Here’s General Fanager’s explanation of the situation, tucked into their expansion tool, built upon an information foundation formed by New York Islanders writer Arthur Staple while he was looking for clarification on Ryan Pulock:
A professional season may still count for a player in a season where his contract slides. This is because the slide rule calculates age based on the player’s age on September 15. So a player who turns 20 between September 16 and December 31 could have his contract slide because he does not play 10+ NHL games. However, if that player plays 1+ professional game in that season, for expansion purposes his age is considered to be 20 and the season counts as a professional season. As a result of this distinction, the following players previously believed to be expansion exempt will need to be protected or otherwise will be eligible to be drafted by Las Vegas.
Like Pulock, Rychel falls under this additional clarification.
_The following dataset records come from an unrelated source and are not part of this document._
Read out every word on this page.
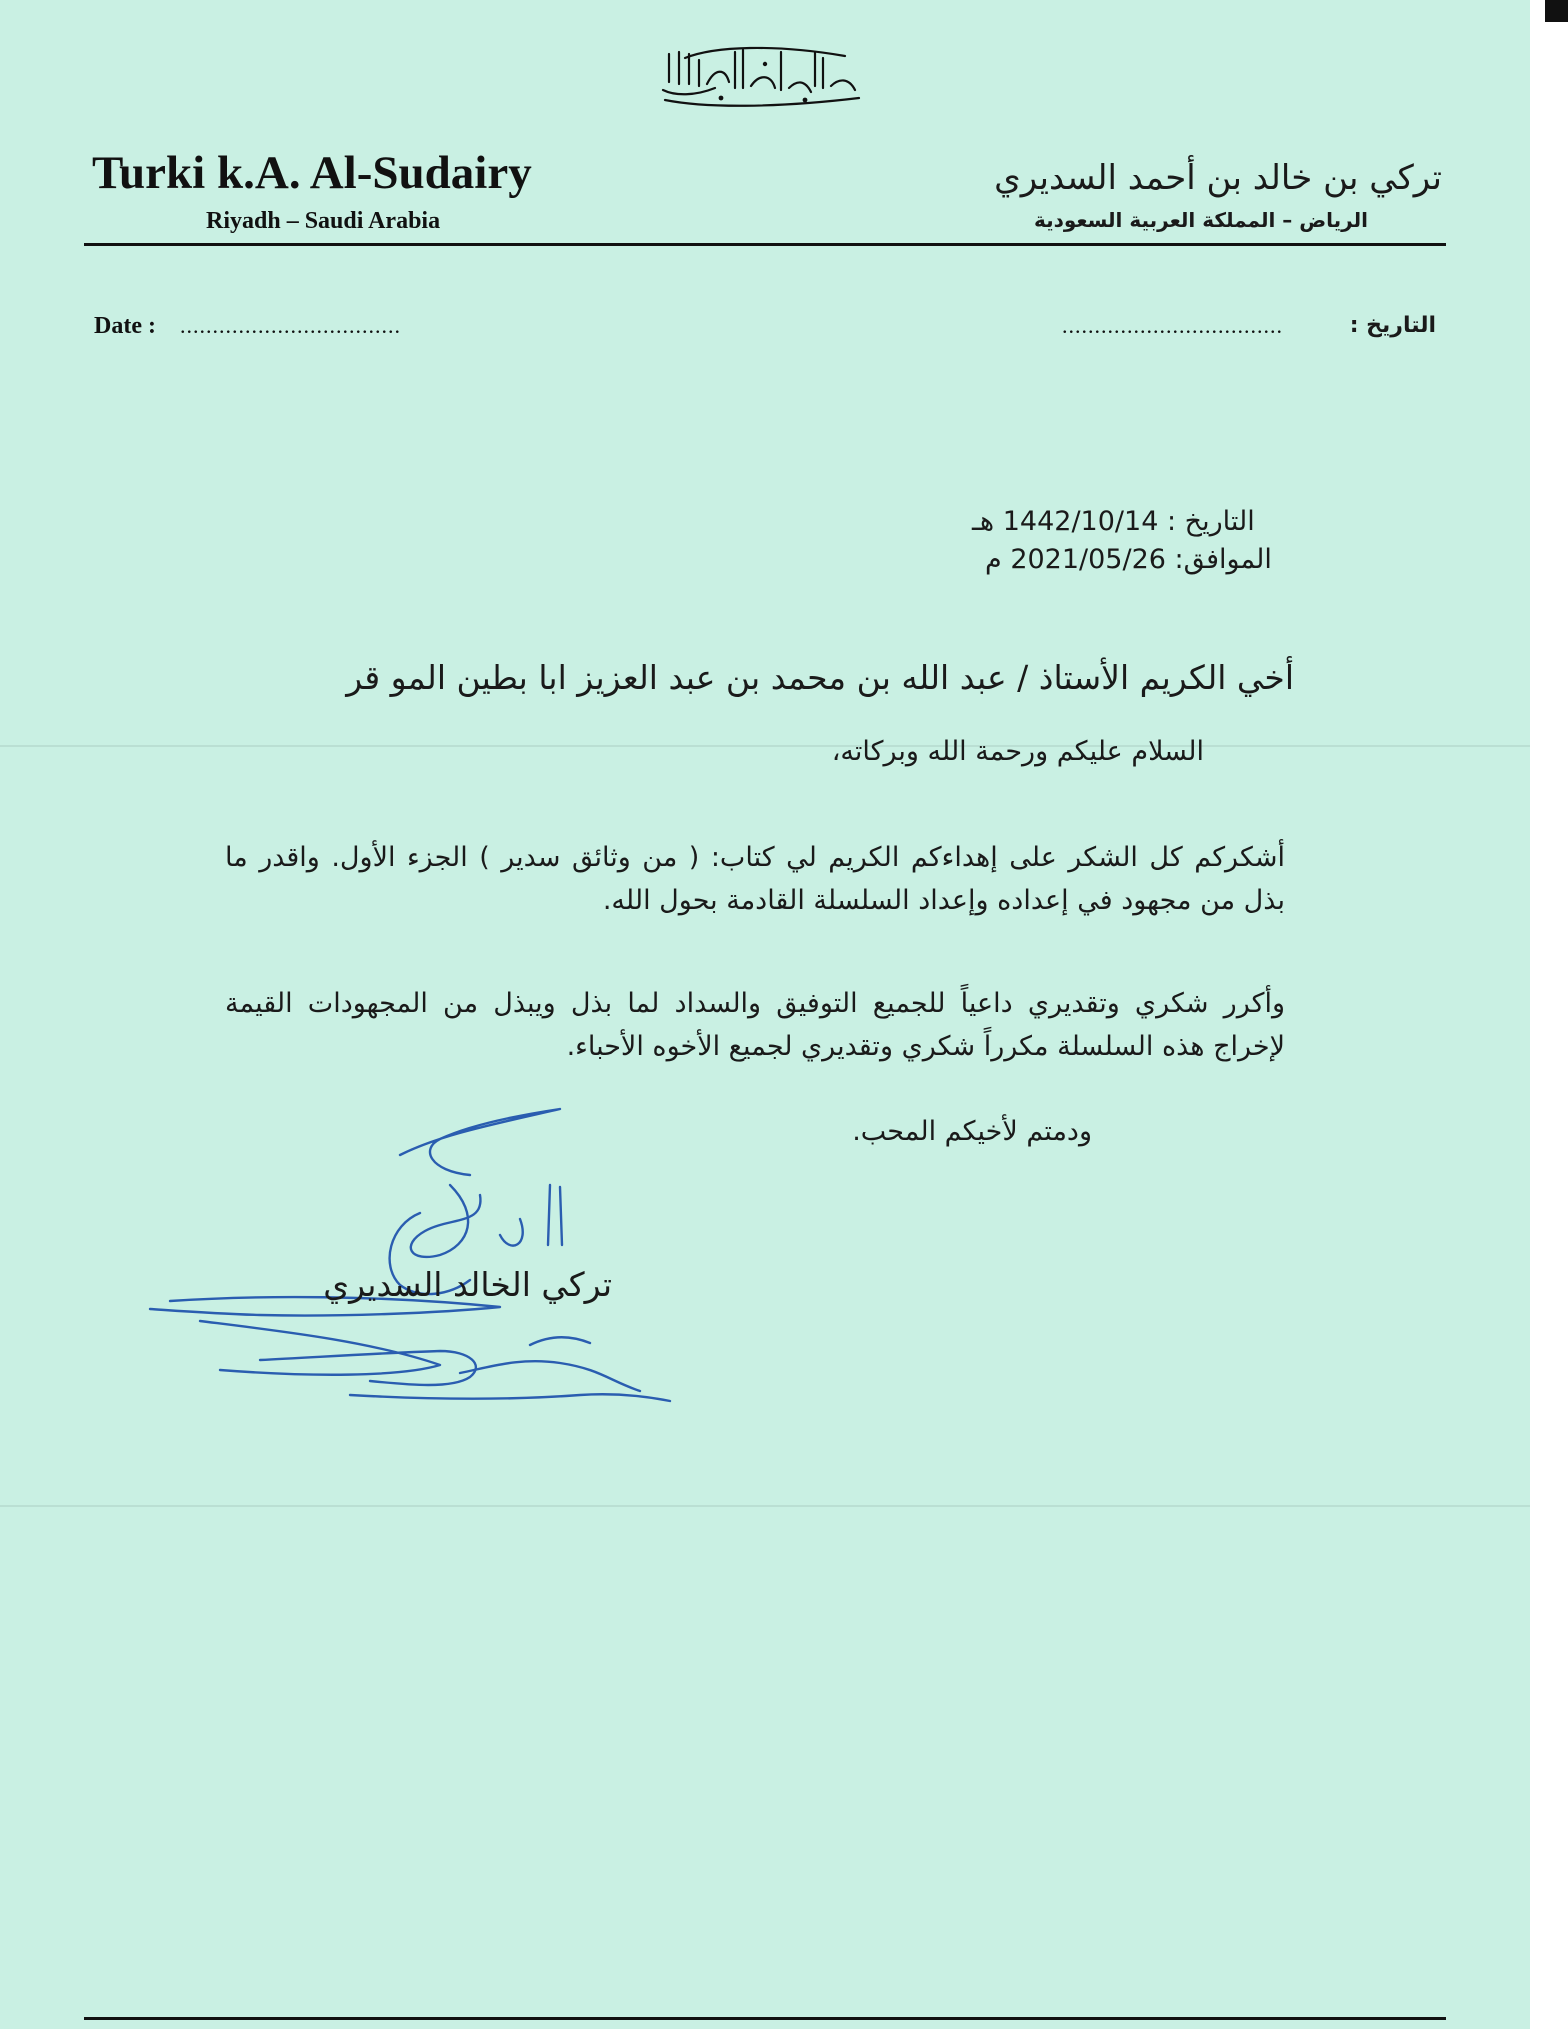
Turki k.A. Al-Sudairy
Riyadh – Saudi Arabia
تركي بن خالد بن أحمد السديري
الرياض – المملكة العربية السعودية
Date : ..................................	التاريخ :
..................................
التاريخ : 1442/10/14 هـ
الموافق: 2021/05/26 م
أخي الكريم الأستاذ / عبد الله بن محمد بن عبد العزيز ابا بطين المو قر
السلام عليكم ورحمة الله وبركاته،
أشكركم كل الشكر على إهداءكم الكريم لي كتاب: ( من وثائق سدير ) الجزء الأول. واقدر ما بذل من مجهود في إعداده وإعداد السلسلة القادمة بحول الله.
وأكرر شكري وتقديري داعياً للجميع التوفيق والسداد لما بذل ويبذل من المجهودات القيمة لإخراج هذه السلسلة مكرراً شكري وتقديري لجميع الأخوه الأحباء.
ودمتم لأخيكم المحب.
تركي الخالد السديري
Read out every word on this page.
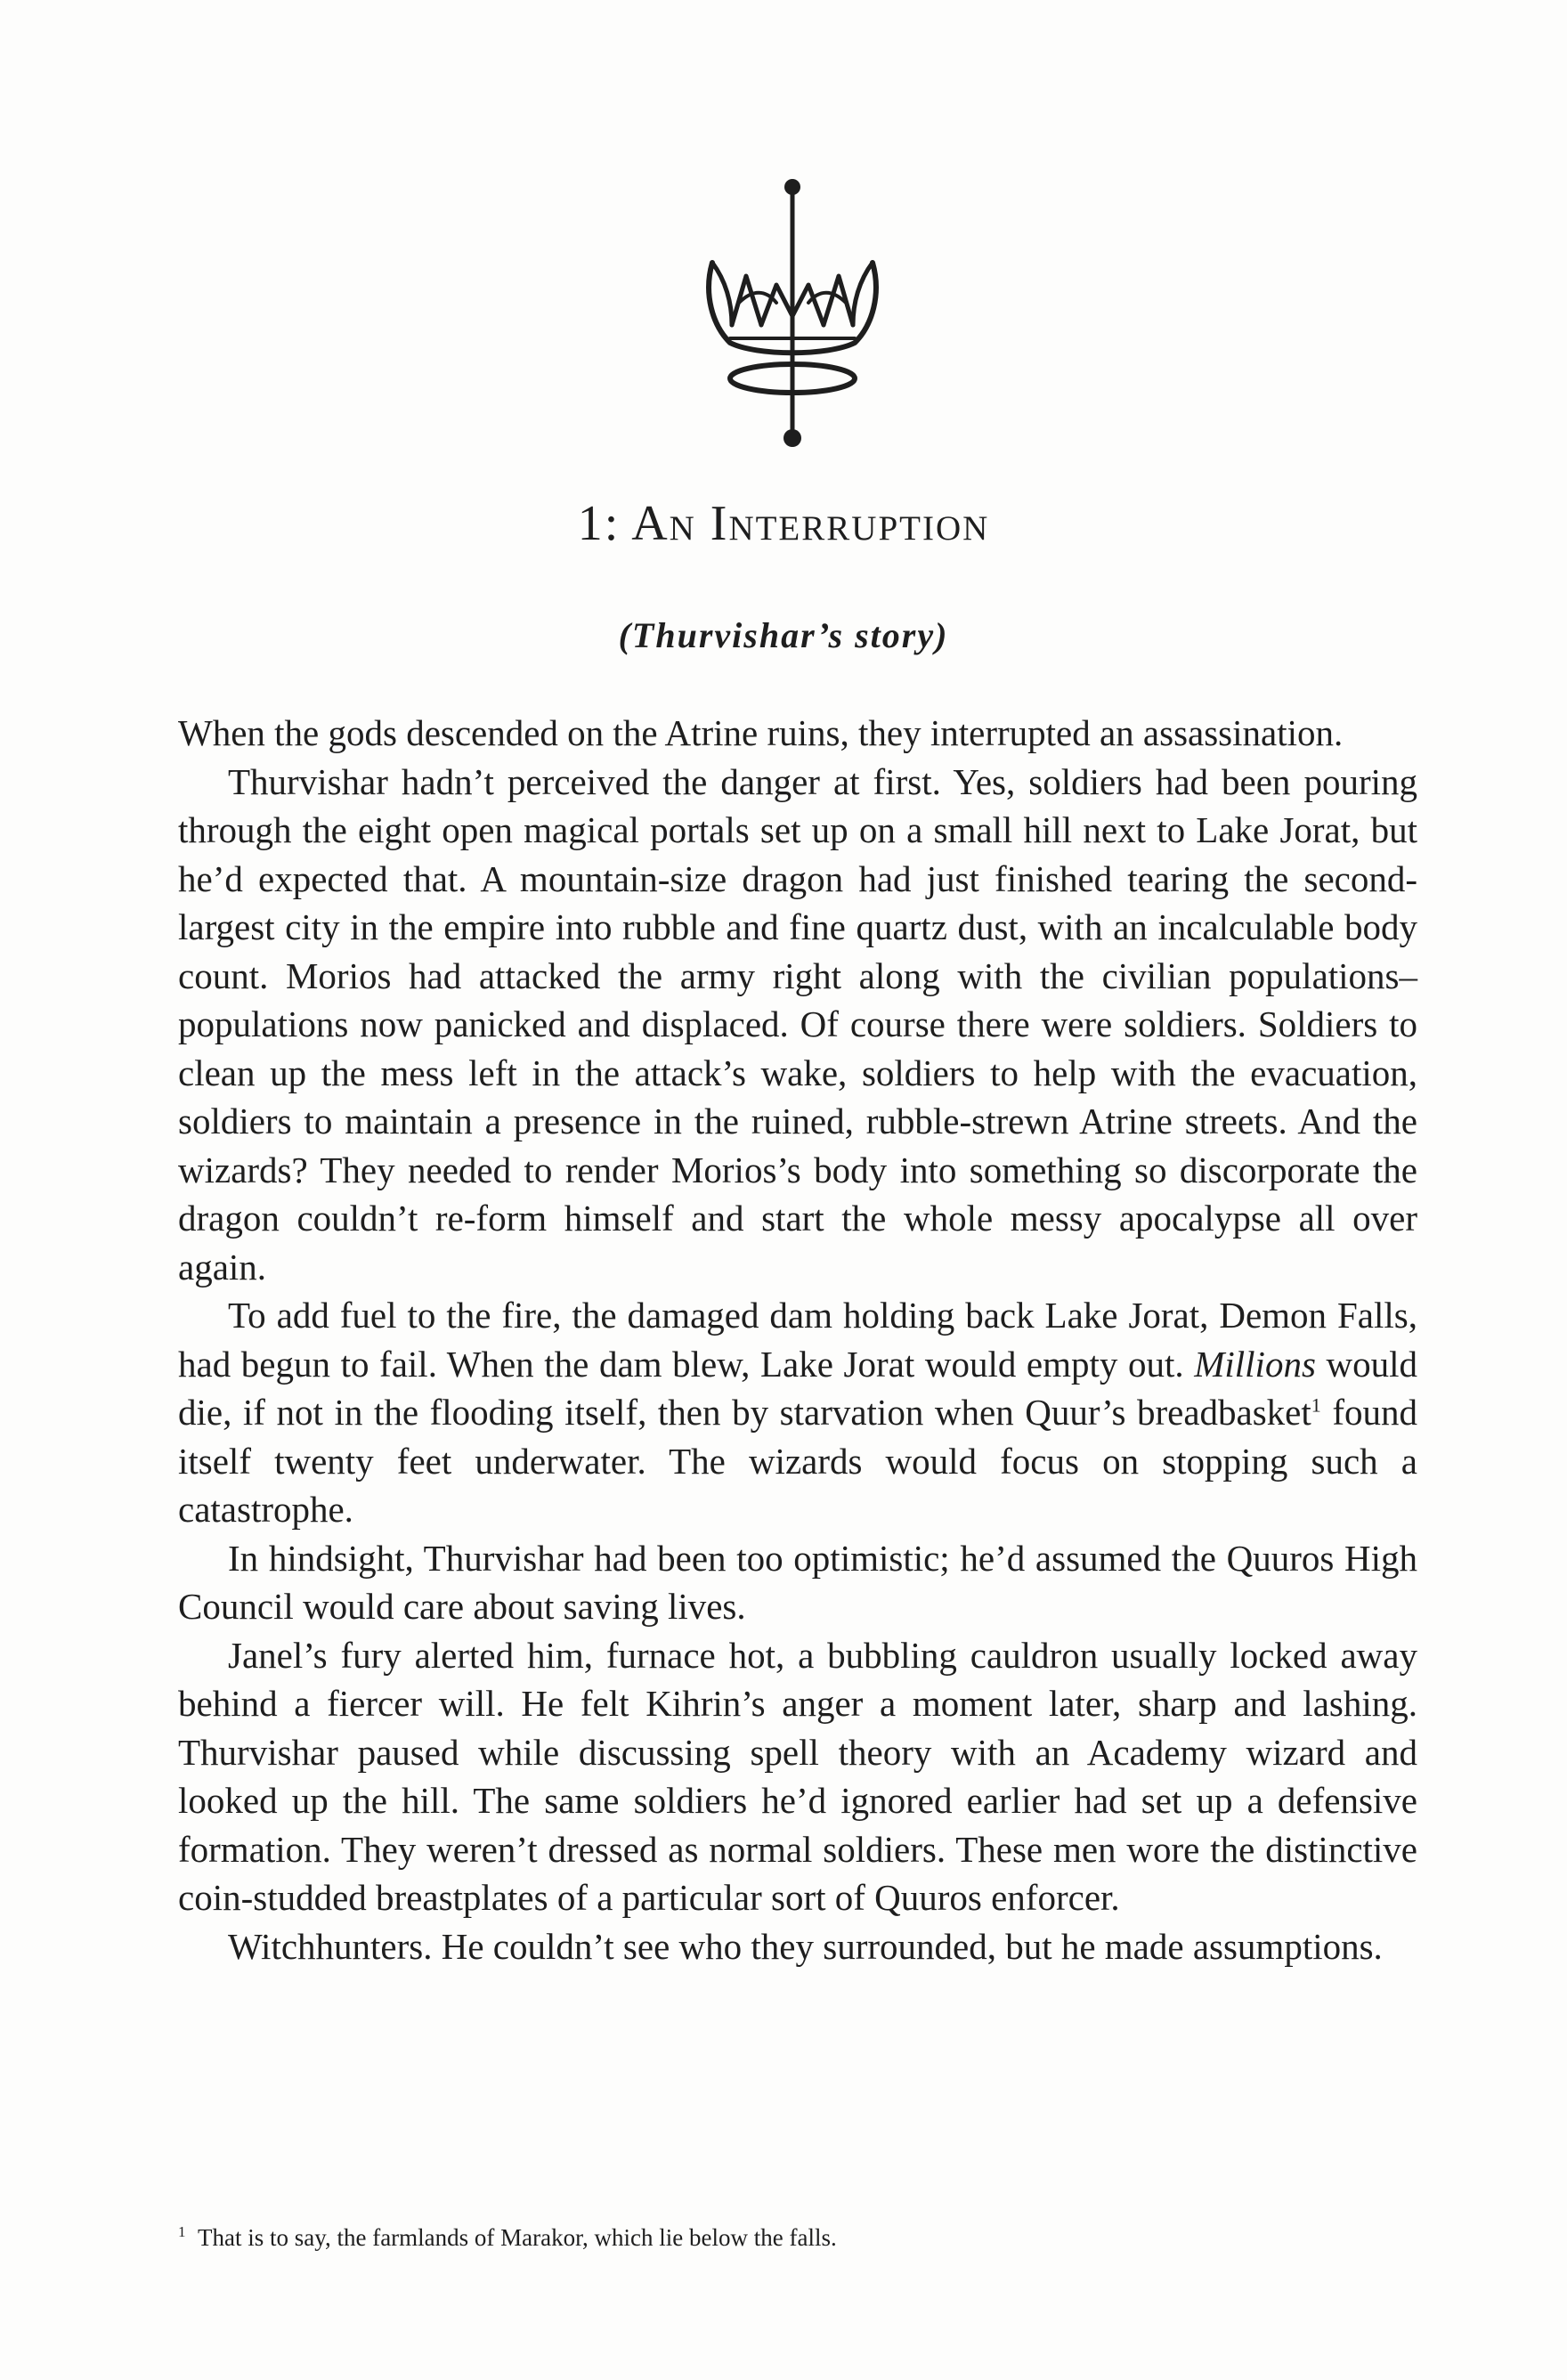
1: An Interruption
(Thurvishar’s story)

When the gods descended on the Atrine ruins, they interrupted an assassination.

Thurvishar hadn’t perceived the danger at first. Yes, soldiers had been pouring through the eight open magical portals set up on a small hill next to Lake Jorat, but he’d expected that. A mountain-size dragon had just finished tearing the second-largest city in the empire into rubble and fine quartz dust, with an incalculable body count. Morios had attacked the army right along with the civilian populations–populations now panicked and displaced. Of course there were soldiers. Soldiers to clean up the mess left in the attack’s wake, soldiers to help with the evacuation, soldiers to maintain a presence in the ruined, rubble-strewn Atrine streets. And the wizards? They needed to render Morios’s body into something so discorporate the dragon couldn’t re-form himself and start the whole messy apocalypse all over again.

To add fuel to the fire, the damaged dam holding back Lake Jorat, Demon Falls, had begun to fail. When the dam blew, Lake Jorat would empty out. Millions would die, if not in the flooding itself, then by starvation when Quur’s breadbasket$^1$ found itself twenty feet underwater. The wizards would focus on stopping such a catastrophe.

In hindsight, Thurvishar had been too optimistic; he’d assumed the Quuros High Council would care about saving lives.

Janel’s fury alerted him, furnace hot, a bubbling cauldron usually locked away behind a fiercer will. He felt Kihrin’s anger a moment later, sharp and lashing. Thurvishar paused while discussing spell theory with an Academy wizard and looked up the hill. The same soldiers he’d ignored earlier had set up a defensive formation. They weren’t dressed as normal soldiers. These men wore the distinctive coin-studded breastplates of a particular sort of Quuros enforcer.

Witchhunters. He couldn’t see who they surrounded, but he made assumptions.

$^1$ That is to say, the farmlands of Marakor, which lie below the falls.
The rule also applies to William Carrier of the Buffalo Sabres, Emile Poirer and Hunter Shinkaruk of the Calgary Flames, Ryan Hartman of the Chicago Blackhawks, Anthony Mantha of the Detroit Red Wings, and Jonathan-Ismael Diaby of the Nashville Predators.
On one hand, this makes the trade a little bit less lopsided, because we can’t point fingers and call the acquisition one of the all-time great examples of ‘Loophole Lou’, or if you’d rather assume the new school took care of the move, ‘Pridham’s Law’. But it doesn’t change the fact that this was an extremely hilarious, one-sided deal. The Leafs still traded a recently injured 23-year old player stuck way at the bottom of the depth chart for a player that’s two years younger, has higher upside and gets to home as his needed ‘change of scenery’.
Besides, with Rychel’s circumstances considered, the Leafs shouldn’t be too stressed out about whether he’s exempt or not. Now 21-years-old and entering the beginning of his ‘redemption’ year, his play will dictate whether he’s even a sensible target for George McPhee to begin with. If Rychel bursts onto the scene at the end of camp and becomes a legitimate prospect again with new inspiration and a new system, I highly doubt the Leafs are going to lose sleep in protecting him over, say, Josh Leivo, who at this point might be two months away from waivers.
If he doesn’t play up to sniff, though, it’s highly unlikely that Rychel will be considered the best fit up for grabs. Toronto’s biggest threat to get claimed will likely either be a veteran forward (looking at you, Tyler Bozak), or one of their stats darling but not brand name defencemen (Frank Corrado, Connor Carrick, or Martin Marincin). Come next summer, if Rychel is still just sputtering as a 22, soon to be 23-year-old, I can’t see him being worth a claim.
All things considered, this rule alteration is nothing more than a little bit of a reminder to not be so smug about the outcome of the trade, but not much else. Rychel’s play, for better or worse, will either make someone else or himself expendable. Having extra peace of mind is nice, but I don’t think the Leafs lose a ton of it with this additional knowledge. After all, they would’ve known about this rule already, and still made the deal.
Of course, Templeton Rychel is still totally exempt.